Filters

Filters allow you to¬†filter your collections with your methods and desires.


The built in conditions are a handy way to filter your collections using simple English phrasing. You can say things like “where this field contains this value”. But sometimes you need more control. Filters will allow you to use your own logic to filter the collection however you like.

Usage

Inside a collection tag (Collection, Taxonomy, etc) you can add filter="my_filter" instead of using the conditions syntax (eg. field:is="something"). This will spin up your filter class and perform the filtering for you.

You can use snake_case in your parameter for consistency - Statamic will convert it to StudlyCase for you.

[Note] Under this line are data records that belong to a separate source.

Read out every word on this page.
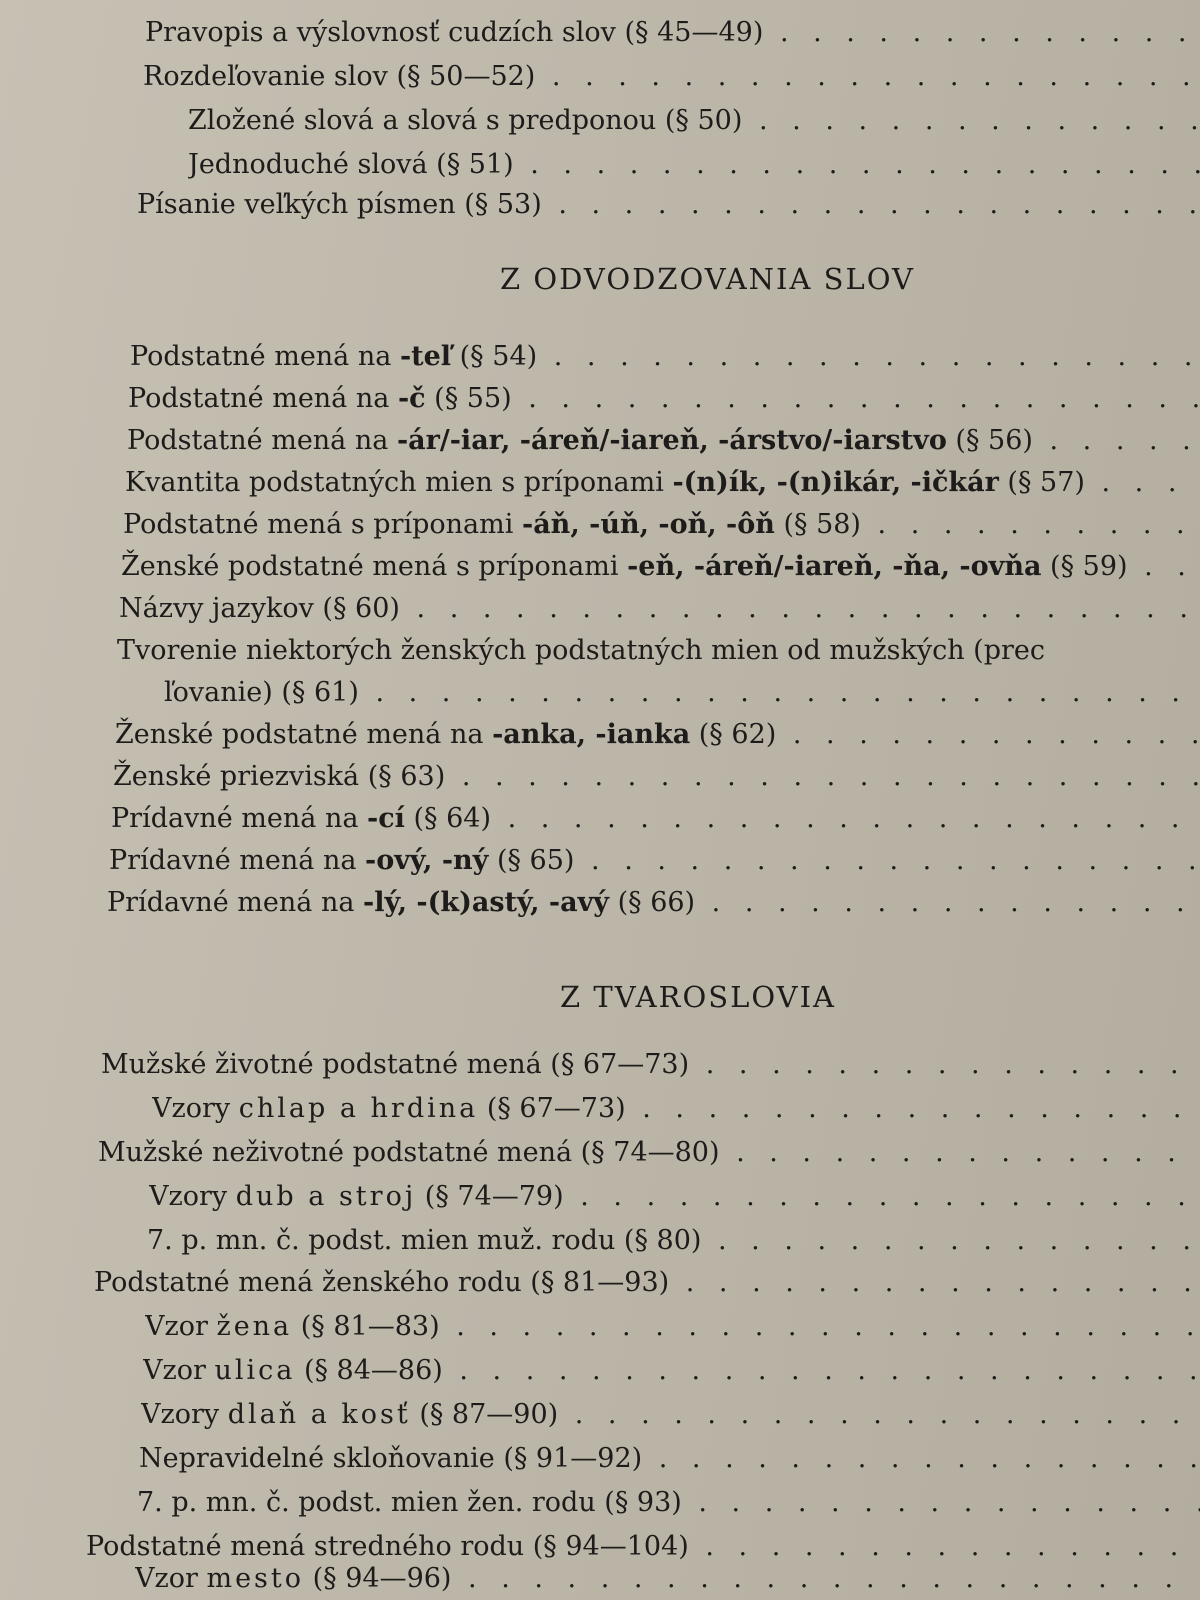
Pravopis a výslovnosť cudzích slov (§ 45—49) . . .
Rozdeľovanie slov (§ 50—52) . . .
Zložené slová a slová s predponou (§ 50) . . .
Jednoduché slová (§ 51) . . .
Písanie veľkých písmen (§ 53) . . .
Z ODVODZOVANIA SLOV
Podstatné mená na -teľ (§ 54) . . .
Podstatné mená na -č (§ 55) . . .
Podstatné mená na -ár/-iar, -áreň/-iareň, -árstvo/-iarstvo (§ 56) . . .
Kvantita podstatných mien s príponami -(n)ík, -(n)ikár, -ičkár (§ 57) . . .
Podstatné mená s príponami -áň, -úň, -oň, -ôň (§ 58) . . .
Ženské podstatné mená s príponami -eň, -áreň/-iareň, -ňa, -ovňa (§ 59) . . .
Názvy jazykov (§ 60) . . .
Tvorenie niektorých ženských podstatných mien od mužských (prec
ľovanie) (§ 61) . . .
Ženské podstatné mená na -anka, -ianka (§ 62) . . .
Ženské priezviská (§ 63) . . .
Prídavné mená na -cí (§ 64) . . .
Prídavné mená na -ový, -ný (§ 65) . . .
Prídavné mená na -lý, -(k)astý, -avý (§ 66) . . .
Z TVAROSLOVIA
Mužské životné podstatné mená (§ 67—73) . . .
Vzory chlap a hrdina (§ 67—73) . . .
Mužské neživotné podstatné mená (§ 74—80) . . .
Vzory dub a stroj (§ 74—79) . . .
7. p. mn. č. podst. mien muž. rodu (§ 80) . . .
Podstatné mená ženského rodu (§ 81—93) . . .
Vzor žena (§ 81—83) . . .
Vzor ulica (§ 84—86) . . .
Vzory dlaň a kosť (§ 87—90) . . .
Nepravidelné skloňovanie (§ 91—92) . . .
7. p. mn. č. podst. mien žen. rodu (§ 93) . . .
Podstatné mená stredného rodu (§ 94—104) . . .
Vzor mesto (§ 94—96) . . .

You can create a new filter by adding site/addons/MyAddon/MyAddonFilter.php, or have one generated for you by using php please make:filter MyAddon.

Example

Let’s say you wanted to only show entries whose title contained the word “bacon”. (Yes, you could do this with regular conditions, but hey it’s an example.)

<?php

namespace Statamic\Addons\Word;

use Statamic\Extend\Filter;

class WordFilter extends Filter
{
    public function filter()
    {
        return $this->collection->filter(function ($entry) {
            return str_contains($entry->get('title'), 'bacon');
        });
    }
}

A few things to note:

  • Your class’ filter method should return a Collection. This is what gets sent back to your tag.
  • Within the collection, you will get an instance of the data object. In this example we’re looping through entries, so we get an Entry object.
  • You aren’t restricted to using ->filter() on the collection. Feel free to manipulate the collection however you wish using the methods listed on the Laravel docs.

Context and Parameters

Within your filter, you have access to the context and any parameters on the tag.

Context is simple enough. It will be an array of data which you can access using $this->context.

For parameters, you can access these using the same methods available on Tags. This includes things like $this->get(), $this->getBool(), etc.

Looking back at the example above, let’s say you don’t want to assume the word is always “bacon”. You can read from parameters.

{{ collection:blog filter="word" word="pie" }}
class WordFilter extends Filter
{
    public function filter()
    {
        return $this->collection->filter(function ($entry) {
            return str_contains(
                $entry->get('title'),
                $this->get('word', 'bacon')
            );
        });
    }
}

Now we’re getting the value of the word parameter, and if it doesn’t exist we default back to bacon. Delicious, dependable bacon.